In the early 1990s the mountain pine beetle outbreak began in British Columbia, wiping out more than half of the province’s commercial pine trees. The insect has continued its destructive advance eastward, breaching the Rocky Mountains into Alberta and now threatening the boreal forest in Saskatchewan and beyond.

Sustained by a string of winters that weren’t cold enough to effectively reduce its numbers, the small, wood-boring insect — about the size of a grain of rice — has laid waste to approximately 20 million hectares of mainly lodgepole pines in B.C. and Alberta.

To counter the challenges faced by forest ecosystems and industries amid this climate change-fuelled infestation, a group of Carleton University researchers are playing leading roles in a $6.4 million project with a pair of intertwined goals.

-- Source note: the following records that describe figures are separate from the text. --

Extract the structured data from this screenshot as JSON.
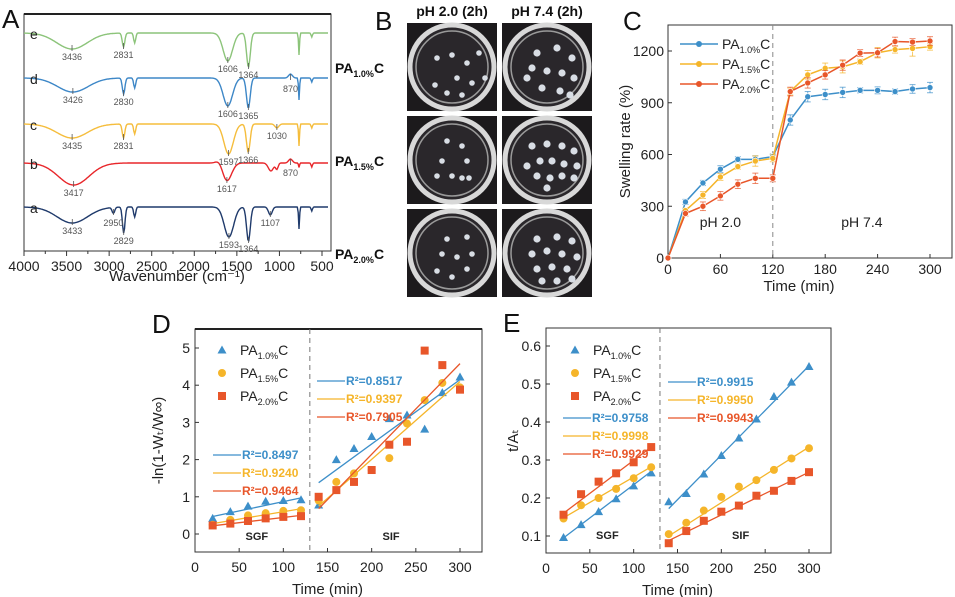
{
  "figure": {
    "panels": [
      "A",
      "B",
      "C",
      "D",
      "E"
    ]
  },
  "chart_data": [
    {
      "id": "A",
      "type": "line",
      "title": "",
      "xlabel": "Wavenumber (cm⁻¹)",
      "ylabel": "",
      "xlim": [
        4000,
        430
      ],
      "x_ticks": [
        4000,
        3500,
        3000,
        2500,
        2000,
        1500,
        1000,
        500
      ],
      "series": [
        {
          "name": "a",
          "color": "#1f3a6b",
          "peaks": [
            3433,
            2950,
            2829,
            1593,
            1364,
            1107
          ]
        },
        {
          "name": "b",
          "color": "#e8262a",
          "peaks": [
            3417,
            1617,
            870
          ]
        },
        {
          "name": "c",
          "color": "#f5bd3c",
          "peaks": [
            3435,
            2831,
            1597,
            1366,
            1030
          ]
        },
        {
          "name": "d",
          "color": "#3d87c7",
          "peaks": [
            3426,
            2830,
            1606,
            1365,
            870
          ]
        },
        {
          "name": "e",
          "color": "#8cc47a",
          "peaks": [
            3436,
            2831,
            1606,
            1364
          ]
        }
      ]
    },
    {
      "id": "B",
      "type": "table",
      "columns": [
        "pH 2.0 (2h)",
        "pH 7.4 (2h)"
      ],
      "rows": [
        {
          "label_main": "PA",
          "label_sub": "1.0%",
          "label_tail": "C"
        },
        {
          "label_main": "PA",
          "label_sub": "1.5%",
          "label_tail": "C"
        },
        {
          "label_main": "PA",
          "label_sub": "2.0%",
          "label_tail": "C"
        }
      ]
    },
    {
      "id": "C",
      "type": "line",
      "xlabel": "Time (min)",
      "ylabel": "Swelling rate (%)",
      "xlim": [
        0,
        320
      ],
      "ylim": [
        0,
        1350
      ],
      "x_ticks": [
        0,
        60,
        120,
        180,
        240,
        300
      ],
      "y_ticks": [
        0,
        300,
        600,
        900,
        1200
      ],
      "divider_x": 120,
      "annotations": [
        "pH 2.0",
        "pH 7.4"
      ],
      "legend": "top-left",
      "x": [
        0,
        20,
        40,
        60,
        80,
        100,
        120,
        140,
        160,
        180,
        200,
        220,
        240,
        260,
        280,
        300
      ],
      "series": [
        {
          "name_main": "PA",
          "name_sub": "1.0%",
          "name_tail": "C",
          "color": "#3d8fc9",
          "values": [
            0,
            325,
            435,
            515,
            572,
            572,
            588,
            800,
            935,
            948,
            960,
            972,
            972,
            965,
            980,
            988
          ],
          "errors": [
            0,
            15,
            15,
            20,
            15,
            20,
            15,
            30,
            30,
            30,
            30,
            15,
            20,
            15,
            25,
            30
          ]
        },
        {
          "name_main": "PA",
          "name_sub": "1.5%",
          "name_tail": "C",
          "color": "#f5b52a",
          "values": [
            0,
            275,
            365,
            470,
            530,
            562,
            578,
            965,
            1062,
            1100,
            1108,
            1138,
            1190,
            1208,
            1215,
            1225
          ],
          "errors": [
            0,
            15,
            20,
            20,
            15,
            30,
            20,
            20,
            25,
            30,
            35,
            15,
            30,
            20,
            45,
            20
          ]
        },
        {
          "name_main": "PA",
          "name_sub": "2.0%",
          "name_tail": "C",
          "color": "#e8562a",
          "values": [
            0,
            258,
            300,
            360,
            428,
            462,
            462,
            965,
            1015,
            1062,
            1118,
            1188,
            1190,
            1255,
            1252,
            1258
          ],
          "errors": [
            0,
            15,
            25,
            25,
            25,
            30,
            20,
            25,
            30,
            25,
            30,
            20,
            25,
            25,
            20,
            25
          ]
        }
      ]
    },
    {
      "id": "D",
      "type": "scatter",
      "xlabel": "Time (min)",
      "ylabel": "-ln(1-Wₜ/W∞)",
      "xlim": [
        0,
        308
      ],
      "ylim": [
        -0.5,
        5.5
      ],
      "x_ticks": [
        0,
        50,
        100,
        150,
        200,
        250,
        300
      ],
      "y_ticks": [
        0,
        1,
        2,
        3,
        4,
        5
      ],
      "divider_x": 130,
      "region_labels": [
        "SGF",
        "SIF"
      ],
      "legend": "top-left",
      "x_sgf": [
        20,
        40,
        60,
        80,
        100,
        120
      ],
      "x_sif": [
        140,
        160,
        180,
        200,
        220,
        240,
        260,
        280,
        300
      ],
      "series": [
        {
          "name_main": "PA",
          "name_sub": "1.0%",
          "name_tail": "C",
          "color": "#3d8fc9",
          "marker": "triangle",
          "sgf": [
            0.42,
            0.6,
            0.75,
            0.88,
            0.9,
            0.92
          ],
          "sif": [
            0.78,
            2.0,
            2.3,
            2.62,
            3.1,
            3.2,
            2.82,
            3.8,
            4.22
          ],
          "fit_sgf": {
            "r2": "R²=0.8497",
            "y0": 0.47,
            "y1": 0.97
          },
          "fit_sif": {
            "r2": "R²=0.8517",
            "y0": 1.38,
            "y1": 4.15
          }
        },
        {
          "name_main": "PA",
          "name_sub": "1.5%",
          "name_tail": "C",
          "color": "#f5b52a",
          "marker": "circle",
          "sgf": [
            0.25,
            0.38,
            0.5,
            0.56,
            0.62,
            0.64
          ],
          "sif": [
            0.9,
            1.4,
            1.63,
            1.72,
            2.04,
            2.97,
            3.6,
            4.06,
            3.94
          ],
          "fit_sgf": {
            "r2": "R²=0.9240",
            "y0": 0.28,
            "y1": 0.68
          },
          "fit_sif": {
            "r2": "R²=0.9397",
            "y0": 0.75,
            "y1": 4.1
          }
        },
        {
          "name_main": "PA",
          "name_sub": "2.0%",
          "name_tail": "C",
          "color": "#e8562a",
          "marker": "square",
          "sgf": [
            0.23,
            0.28,
            0.35,
            0.42,
            0.46,
            0.48
          ],
          "sif": [
            1.0,
            1.18,
            1.4,
            1.72,
            2.4,
            2.48,
            4.93,
            4.54,
            3.88
          ],
          "fit_sgf": {
            "r2": "R²=0.9464",
            "y0": 0.22,
            "y1": 0.5
          },
          "fit_sif": {
            "r2": "R²=0.7905",
            "y0": 0.68,
            "y1": 4.58
          }
        }
      ]
    },
    {
      "id": "E",
      "type": "scatter",
      "xlabel": "Time (min)",
      "ylabel": "t/Aₜ",
      "xlim": [
        0,
        325
      ],
      "ylim": [
        0.05,
        0.65
      ],
      "x_ticks": [
        0,
        50,
        100,
        150,
        200,
        250,
        300
      ],
      "y_ticks": [
        0.1,
        0.2,
        0.3,
        0.4,
        0.5,
        0.6
      ],
      "divider_x": 130,
      "region_labels": [
        "SGF",
        "SIF"
      ],
      "legend": "top-left",
      "x_sgf": [
        20,
        40,
        60,
        80,
        100,
        120
      ],
      "x_sif": [
        140,
        160,
        180,
        200,
        220,
        240,
        260,
        280,
        300
      ],
      "series": [
        {
          "name_main": "PA",
          "name_sub": "1.0%",
          "name_tail": "C",
          "color": "#3d8fc9",
          "marker": "triangle",
          "sgf": [
            0.096,
            0.13,
            0.164,
            0.198,
            0.232,
            0.266
          ],
          "sif": [
            0.19,
            0.212,
            0.263,
            0.312,
            0.358,
            0.408,
            0.467,
            0.505,
            0.546
          ],
          "fit_sgf": {
            "r2": "R²=0.9758",
            "y0": 0.095,
            "y1": 0.27
          },
          "fit_sif": {
            "r2": "R²=0.9915",
            "y0": 0.172,
            "y1": 0.548
          }
        },
        {
          "name_main": "PA",
          "name_sub": "1.5%",
          "name_tail": "C",
          "color": "#f5b52a",
          "marker": "circle",
          "sgf": [
            0.146,
            0.181,
            0.2,
            0.224,
            0.252,
            0.281
          ],
          "sif": [
            0.105,
            0.135,
            0.167,
            0.203,
            0.23,
            0.247,
            0.274,
            0.304,
            0.331
          ],
          "fit_sgf": {
            "r2": "R²=0.9998",
            "y0": 0.148,
            "y1": 0.282
          },
          "fit_sif": {
            "r2": "R²=0.9950",
            "y0": 0.1,
            "y1": 0.334
          }
        },
        {
          "name_main": "PA",
          "name_sub": "2.0%",
          "name_tail": "C",
          "color": "#e8562a",
          "marker": "square",
          "sgf": [
            0.156,
            0.21,
            0.243,
            0.265,
            0.294,
            0.334
          ],
          "sif": [
            0.081,
            0.113,
            0.14,
            0.164,
            0.18,
            0.206,
            0.219,
            0.245,
            0.268
          ],
          "fit_sgf": {
            "r2": "R²=0.9929",
            "y0": 0.16,
            "y1": 0.334
          },
          "fit_sif": {
            "r2": "R²=0.9943",
            "y0": 0.088,
            "y1": 0.268
          }
        }
      ]
    }
  ]
}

Carleton biologist Catherine Cullingham and her scientific collaborators — including Janice Cooke at the University of Alberta — are doing field and lab work to learn why some lodgepole pine populations have genetic resilience to the beetle and how forest managers and policy makers in government and industry can mitigate the risks faced by jack pine and other species.

A large group of trees damanged by fire and mountain pine beetles

Burnt pine forest in the Chilcotin, British Columbia, previously afflicted with pine beetle (redfishweb/iStock)

At the same time, Stephan Schott from Carleton’s School of Public Policy and Administration, alongside Vivian Nguyen from the university’s Institute of Environmental and Interdisciplinary Science, is engaging with communities from Canada’s three westernmost provinces. They’re helping municipal officials, Indigenous groups, the forestry sector, conservation associations, hunters, fishers, hikers and others learn about what responses worked (or did not work) in B.C. and how people can reduce the impacts of the outbreak in Alberta and Saskatchewan.

Regardless of their particular perspectives, the researchers are concerned not only about timber value, but also tourism and the ecological and cultural importance of Canada’s forests.

“You can’t just focus on resilient trees,” says Schott, one of more than a dozen Carleton faculty members and graduate students contributing to the project. “Human beings are part of the ecosystem, and we need resilient communities too.”